Jüschke Christoph, Dohnal Ilse, Pichler Peter, Harzer Heike, Swart Remco, Ammerer Gustav, Mechtler Karl, Knoblich Juergen A
Genome Biol. 2013 Nov 30;14(11):r133. doi: 10.1186/gb-2013-14-11-r133.
Genome-wide transcriptome analyses have given systems-level insights into gene regulatory networks. Due to the limited depth of quantitative proteomics, however, our understanding of post-transcriptional gene regulation and its effects on protein-complex stoichiometry are lagging behind.
Here, we employ deep sequencing and the isobaric tag for relative and absolute quantification (iTRAQ) technology to determine transcript and protein expression changes of a Drosophila brain tumor model at near genome-wide resolution. In total, we quantify more than 6,200 tissue-specific proteins, corresponding to about 70% of all transcribed protein-coding genes. Using our integrated data set, we demonstrate that post-transcriptional gene regulation varies considerably with biological function and is surprisingly high for genes regulating transcription. We combine our quantitative data with protein-protein interaction data and show that post-transcriptional mechanisms significantly enhance co-regulation of protein-complex subunits beyond transcriptional co-regulation. Interestingly, our results suggest that only about 11% of the annotated Drosophila protein complexes are co-regulated in the brain. Finally, we refine the composition of some of these core protein complexes by analyzing the co-regulation of potential subunits.
Our comprehensive transcriptome and proteome data provide a valuable resource for quantitative biology and offer novel insights into understanding post-transcriptional gene regulation in a tumor model.
全基因组转录组分析已在系统层面深入了解基因调控网络。然而,由于定量蛋白质组学的深度有限,我们对转录后基因调控及其对蛋白质复合物化学计量的影响的理解仍较为滞后。

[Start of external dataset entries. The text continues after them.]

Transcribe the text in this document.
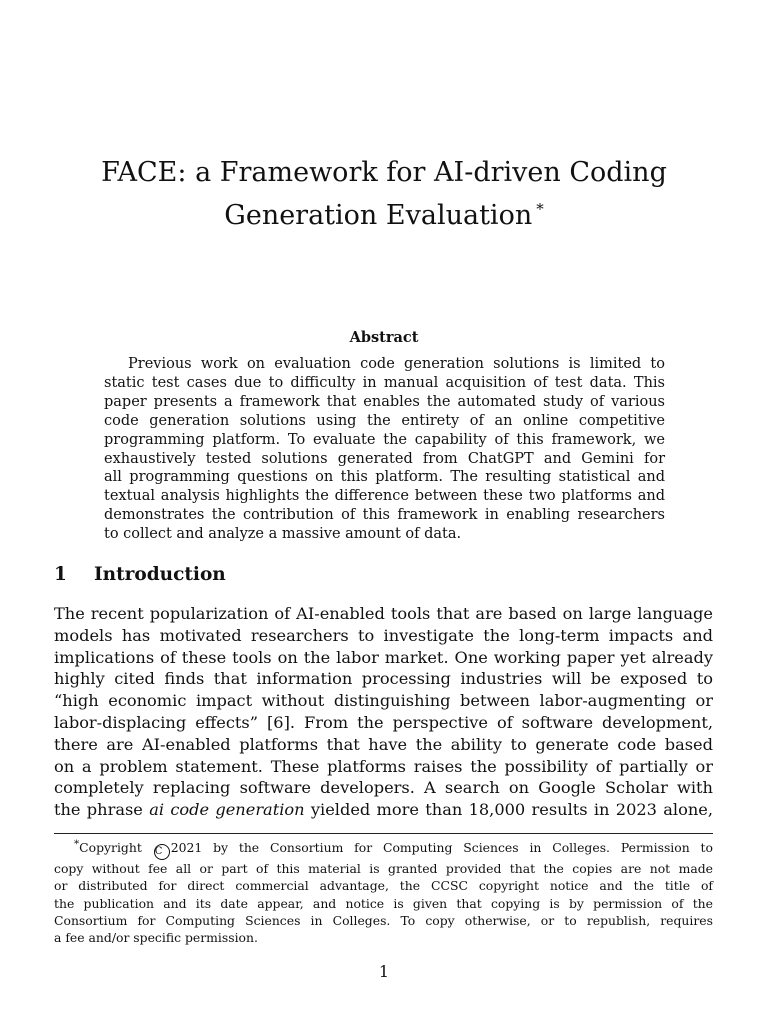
FACE: a Framework for AI-driven Coding
Generation Evaluation *
Abstract
Previous work on evaluation code generation solutions is limited to
static test cases due to difficulty in manual acquisition of test data. This
paper presents a framework that enables the automated study of various
code generation solutions using the entirety of an online competitive
programming platform. To evaluate the capability of this framework, we
exhaustively tested solutions generated from ChatGPT and Gemini for
all programming questions on this platform. The resulting statistical and
textual analysis highlights the difference between these two platforms and
demonstrates the contribution of this framework in enabling researchers
to collect and analyze a massive amount of data.
1 Introduction
The recent popularization of AI-enabled tools that are based on large language
models has motivated researchers to investigate the long-term impacts and
implications of these tools on the labor market. One working paper yet already
highly cited finds that information processing industries will be exposed to
“high economic impact without distinguishing between labor-augmenting or
labor-displacing effects” [6]. From the perspective of software development,
there are AI-enabled platforms that have the ability to generate code based
on a problem statement. These platforms raises the possibility of partially or
completely replacing software developers. A search on Google Scholar with
the phrase ai code generation yielded more than 18,000 results in 2023 alone,
*Copyright C 2021 by the Consortium for Computing Sciences in Colleges. Permission to
copy without fee all or part of this material is granted provided that the copies are not made
or distributed for direct commercial advantage, the CCSC copyright notice and the title of
the publication and its date appear, and notice is given that copying is by permission of the
Consortium for Computing Sciences in Colleges. To copy otherwise, or to republish, requires
a fee and/or specific permission.
1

在此,我们采用深度测序和相对与绝对定量等压标签(iTRAQ)技术,以近乎全基因组分辨率确定果蝇脑肿瘤模型的转录本和蛋白质表达变化。我们总共定量了超过6200种组织特异性蛋白质,约占所有转录的蛋白质编码基因的70%。利用我们的综合数据集,我们证明转录后基因调控随生物学功能有很大差异,对于调控转录的基因而言,其差异程度惊人地高。我们将定量数据与蛋白质-蛋白质相互作用数据相结合,表明转录后机制显著增强了蛋白质复合物亚基的协同调控,超出了转录协同调控。有趣的是,我们的结果表明,在果蝇大脑中,只有约11%的注释蛋白质复合物受到协同调控。最后,我们通过分析潜在亚基的协同调控来优化其中一些核心蛋白质复合物的组成。
我们全面的转录组和蛋白质组数据为定量生物学提供了宝贵资源,并为理解肿瘤模型中的转录后基因调控提供了新的见解。